A campanha pela anistia aos exilados políticos é outro bom exemplo. Tema recorrente nos quadrinhos e textos de Henfil, o movimento, iniciado em São Paulo, tentava fazer com que o governo militar cessasse as perseguições aos condenados por crimes políticos, acusados de manifestações e ações contra a ditadura. Nesse caso específico, a luta de Henfil sustentava-se no sentimento de solidariedade aos brasileiros perseguidos, mas sobretudo na situação do próprio irmão – o sociólogo Herbert de Souza, o Betinho, também exilado. A luta de Henfil dava, assim, contornos singulares aos sentimentos de muitas famílias separadas de entes queridos, forçados ao exílio. Famílias que, ao fim e ao cabo, só faziam representar o Brasil que sonhava com a “volta do irmão do Henfil”, como rezavam, na voz de Elis, os versos da canção O bêbado e o equilibrista, de João Bosco e Aldir Blanc. Para o cartunista Nilson, a campanha pela anistia não teria a mesma força sem as Cartas da Mãe – aquelas que Henfil escrevia à mãe, dona Maria, e que, naquele período, eram publicadas semanalmente pela revista Isto É. Argumenta que elas davam um rosto a cada exilado. “Os 10 mil exilados, que ninguém sabia que existiam, fora os mais conscientizados, de repente tinham uma cara: era o Betinho, o filho da dona Maria”, avalia o desenhista em depoimento a Dênis de Moraes, autor da biografia do cartunista, O rebelde do traço, lançado pela editora José Olympio em 1996.

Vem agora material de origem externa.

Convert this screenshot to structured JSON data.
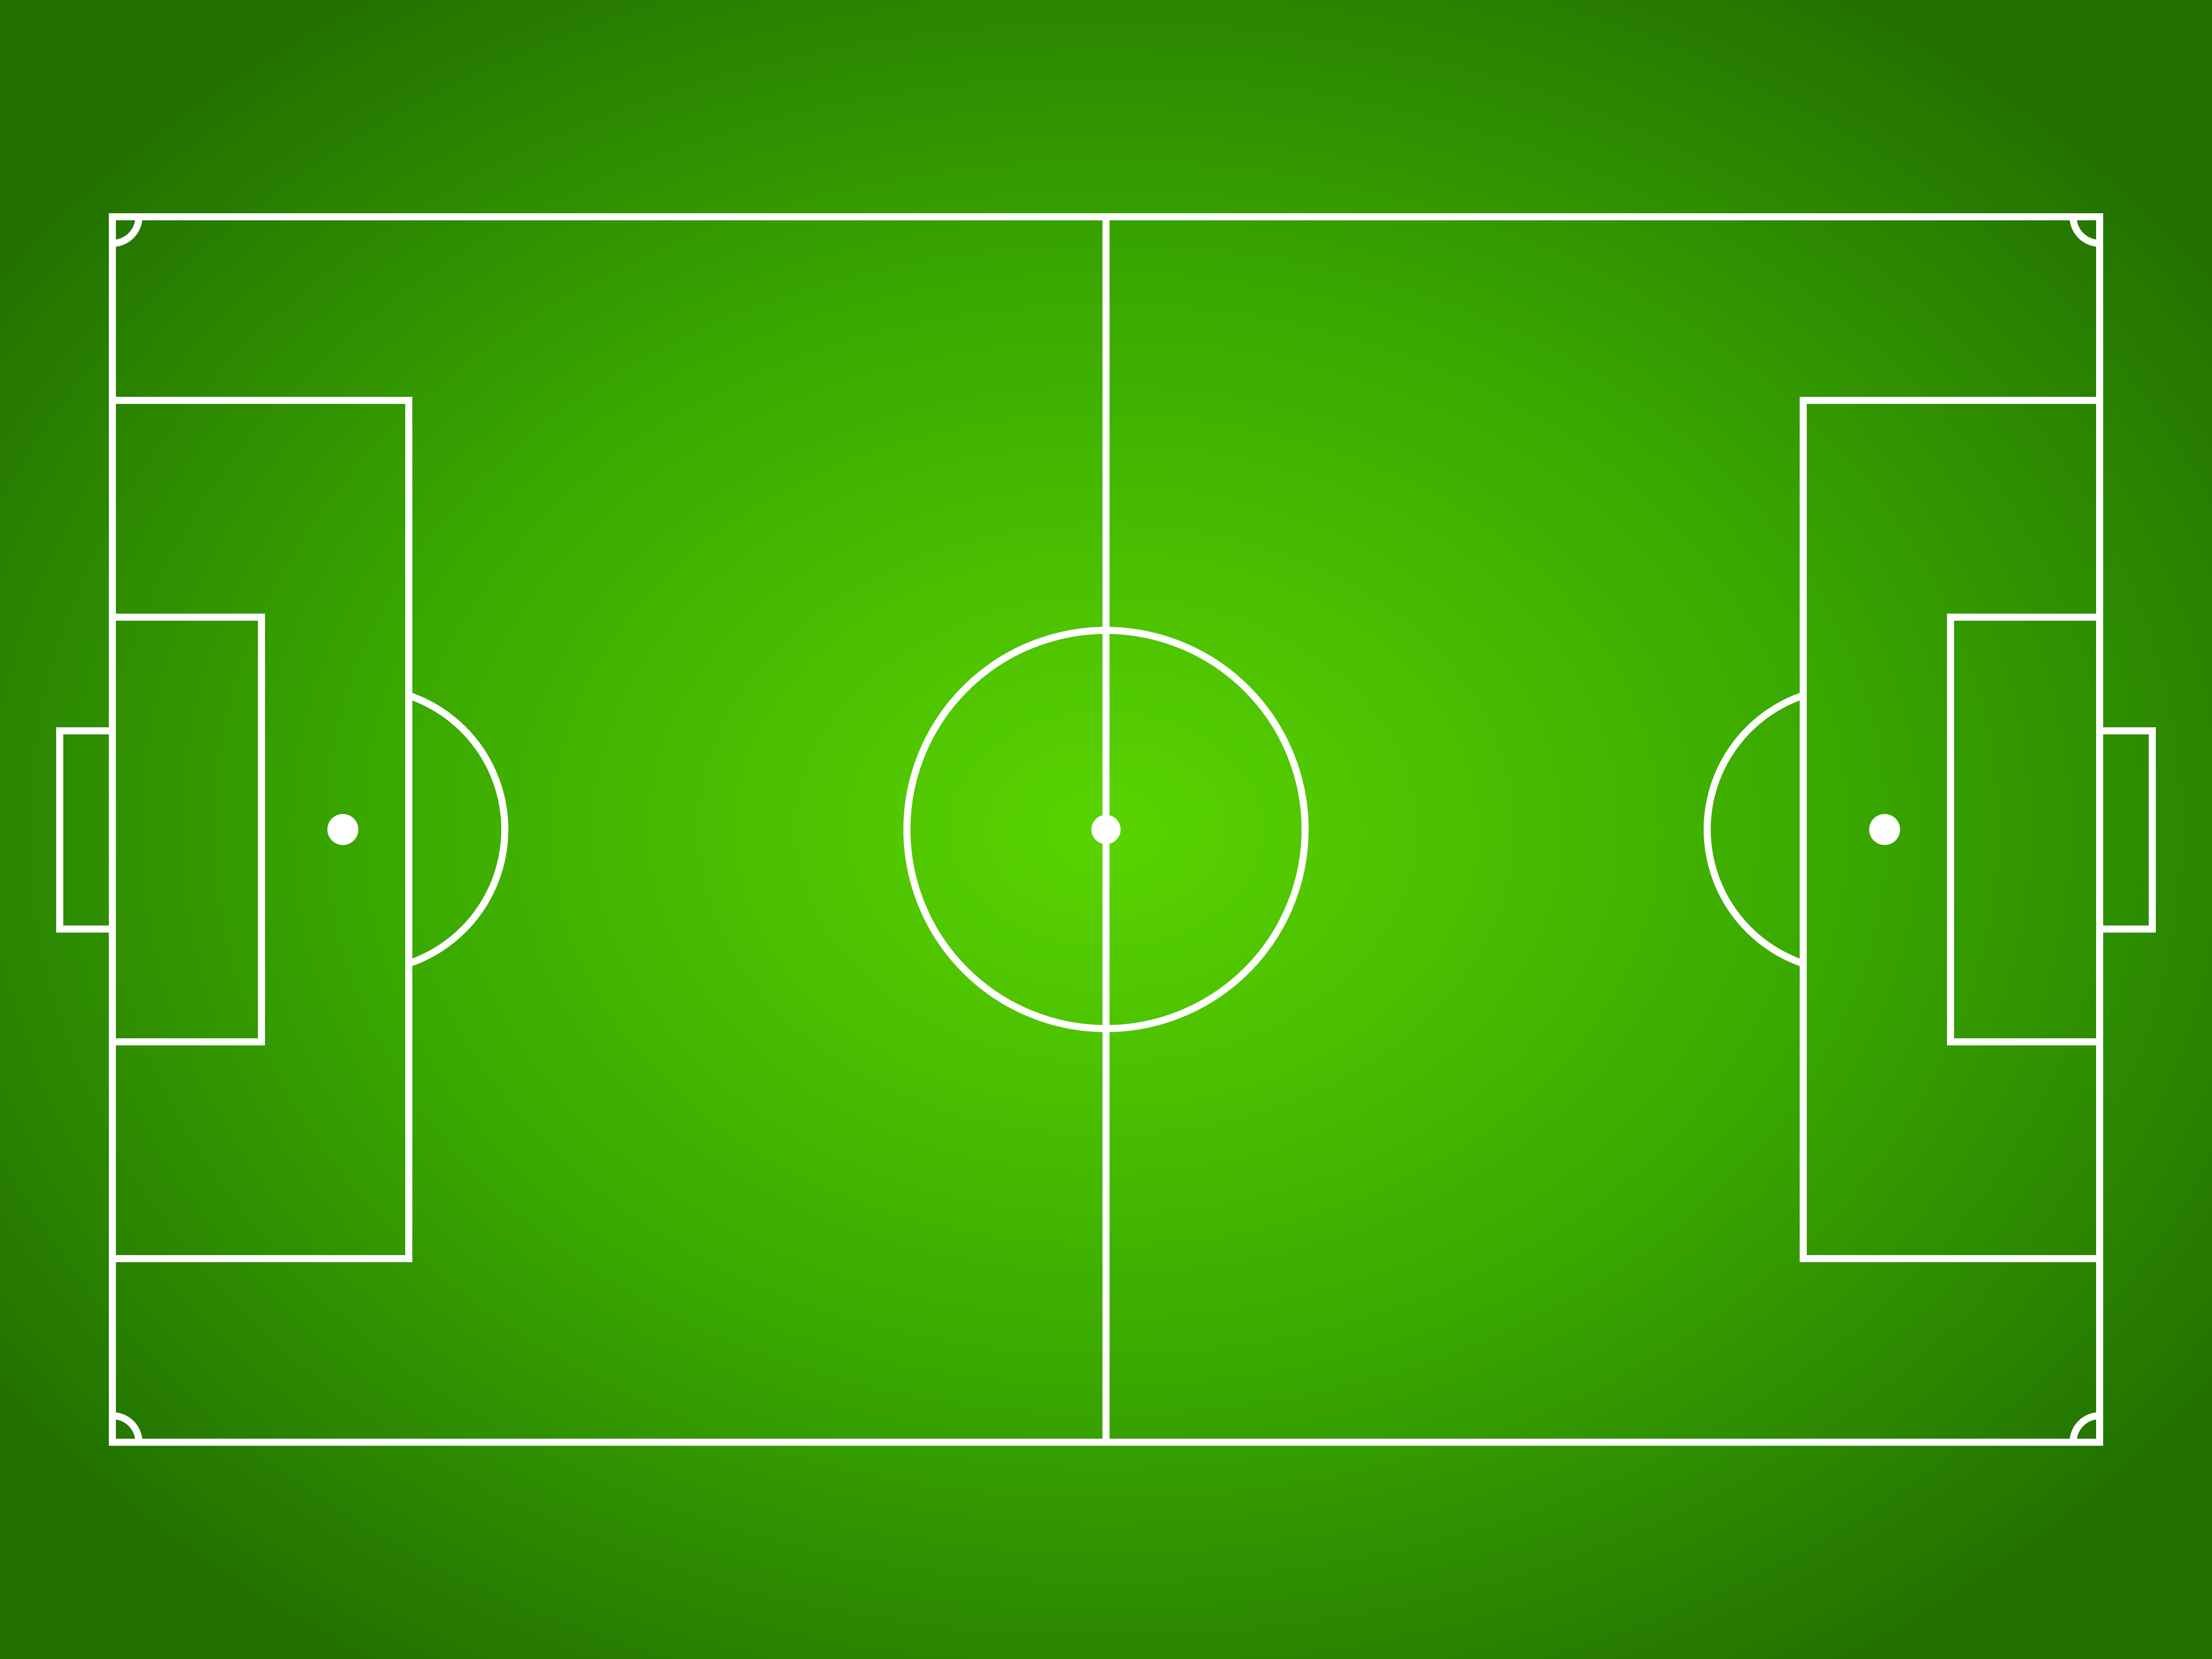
{
  "pitch": {
    "colors": {
      "grass_center": "#5ad400",
      "grass_mid": "#3aa800",
      "grass_edge": "#237200",
      "lines": "#ffffff"
    }
  }
}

Naqueles anos, Henfil dedicou-se inteiro à campanha pela anistia. Segundo Dênis de Moraes, ele produziu desenhos para comitês de anistia, compareceu a uma série de atos públicos, fez questão de assinar manifestos pela “anistia ampla, geral e irrestrita”. Esse empenho, tão direcionado aos direitos humanos, chamou a atenção do núcleo mineiro do Comitê Brasileiro pela Anistia, que chegou a conceder ao cartunista, em abril de 1979, a Medalha Vladimir Herzog.

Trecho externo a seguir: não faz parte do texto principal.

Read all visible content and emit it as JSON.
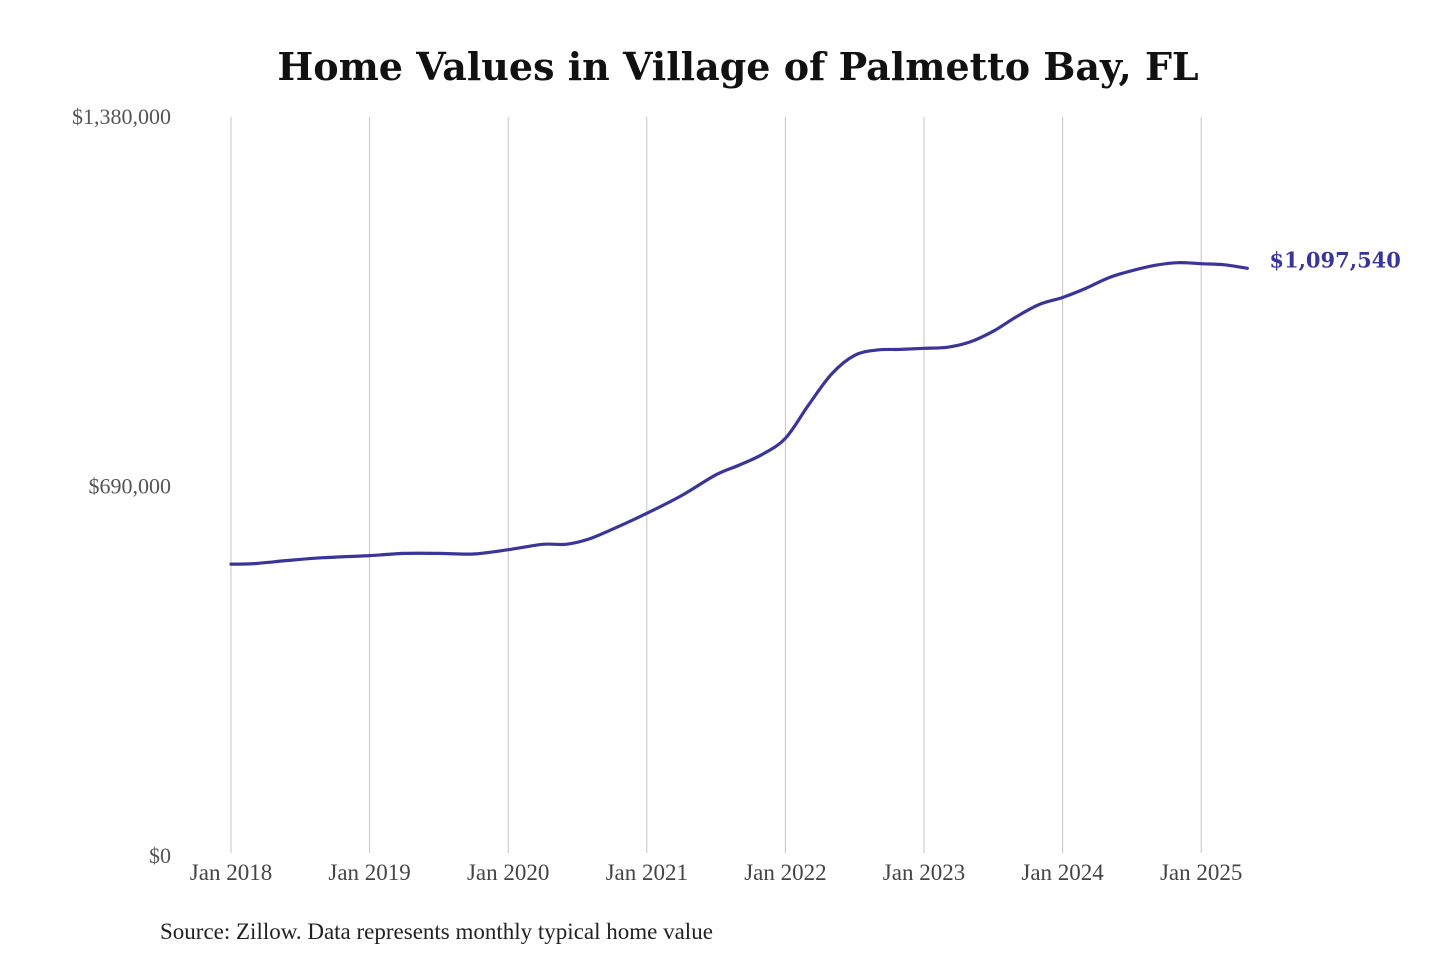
{
  "chart_data": {
    "type": "line",
    "title": "Home Values in Village of Palmetto Bay, FL",
    "xlabel": "",
    "ylabel": "",
    "ylim": [
      0,
      1380000
    ],
    "y_ticks": [
      "$0",
      "$690,000",
      "$1,380,000"
    ],
    "y_tick_values": [
      0,
      690000,
      1380000
    ],
    "x_ticks": [
      "Jan 2018",
      "Jan 2019",
      "Jan 2020",
      "Jan 2021",
      "Jan 2022",
      "Jan 2023",
      "Jan 2024",
      "Jan 2025"
    ],
    "x_tick_values": [
      "2018-01",
      "2019-01",
      "2020-01",
      "2021-01",
      "2022-01",
      "2023-01",
      "2024-01",
      "2025-01"
    ],
    "x_range": [
      "2018-01",
      "2025-05"
    ],
    "grid": "vertical",
    "line_color": "#3a3699",
    "series": [
      {
        "values": [
          {
            "x": "2018-01",
            "y": 545000
          },
          {
            "x": "2018-03",
            "y": 546000
          },
          {
            "x": "2018-06",
            "y": 552000
          },
          {
            "x": "2018-09",
            "y": 557000
          },
          {
            "x": "2019-01",
            "y": 561000
          },
          {
            "x": "2019-04",
            "y": 565000
          },
          {
            "x": "2019-07",
            "y": 565000
          },
          {
            "x": "2019-10",
            "y": 564000
          },
          {
            "x": "2020-01",
            "y": 572000
          },
          {
            "x": "2020-04",
            "y": 582000
          },
          {
            "x": "2020-06",
            "y": 582000
          },
          {
            "x": "2020-08",
            "y": 592000
          },
          {
            "x": "2020-10",
            "y": 610000
          },
          {
            "x": "2021-01",
            "y": 640000
          },
          {
            "x": "2021-04",
            "y": 673000
          },
          {
            "x": "2021-07",
            "y": 712000
          },
          {
            "x": "2021-09",
            "y": 730000
          },
          {
            "x": "2021-11",
            "y": 750000
          },
          {
            "x": "2022-01",
            "y": 780000
          },
          {
            "x": "2022-03",
            "y": 842000
          },
          {
            "x": "2022-05",
            "y": 900000
          },
          {
            "x": "2022-07",
            "y": 935000
          },
          {
            "x": "2022-09",
            "y": 945000
          },
          {
            "x": "2022-11",
            "y": 946000
          },
          {
            "x": "2023-01",
            "y": 948000
          },
          {
            "x": "2023-03",
            "y": 950000
          },
          {
            "x": "2023-05",
            "y": 960000
          },
          {
            "x": "2023-07",
            "y": 980000
          },
          {
            "x": "2023-09",
            "y": 1007000
          },
          {
            "x": "2023-11",
            "y": 1030000
          },
          {
            "x": "2024-01",
            "y": 1043000
          },
          {
            "x": "2024-03",
            "y": 1060000
          },
          {
            "x": "2024-05",
            "y": 1080000
          },
          {
            "x": "2024-07",
            "y": 1093000
          },
          {
            "x": "2024-09",
            "y": 1103000
          },
          {
            "x": "2024-11",
            "y": 1108000
          },
          {
            "x": "2025-01",
            "y": 1106000
          },
          {
            "x": "2025-03",
            "y": 1104000
          },
          {
            "x": "2025-05",
            "y": 1097540
          }
        ]
      }
    ],
    "end_label": "$1,097,540",
    "source": "Source: Zillow. Data represents monthly typical home value"
  }
}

Sim, é bastante provável que as histórias contadas por Henfil – pelo traço ou pelo texto – sejam calcadas em utopias, todas elas inspiradas em desejos e sonhos de cidadãos de outro tempo e lugar. Mas talvez por isso também estejam tão presentes nas ideias que deram corpo à Comissão da Verdade. Porque uma boa história não se limita à arte da narrativa. A boa história permite mudanças, possibilita novos desfechos, inaugura novos rumos. Até que se anuncie um novo tempo.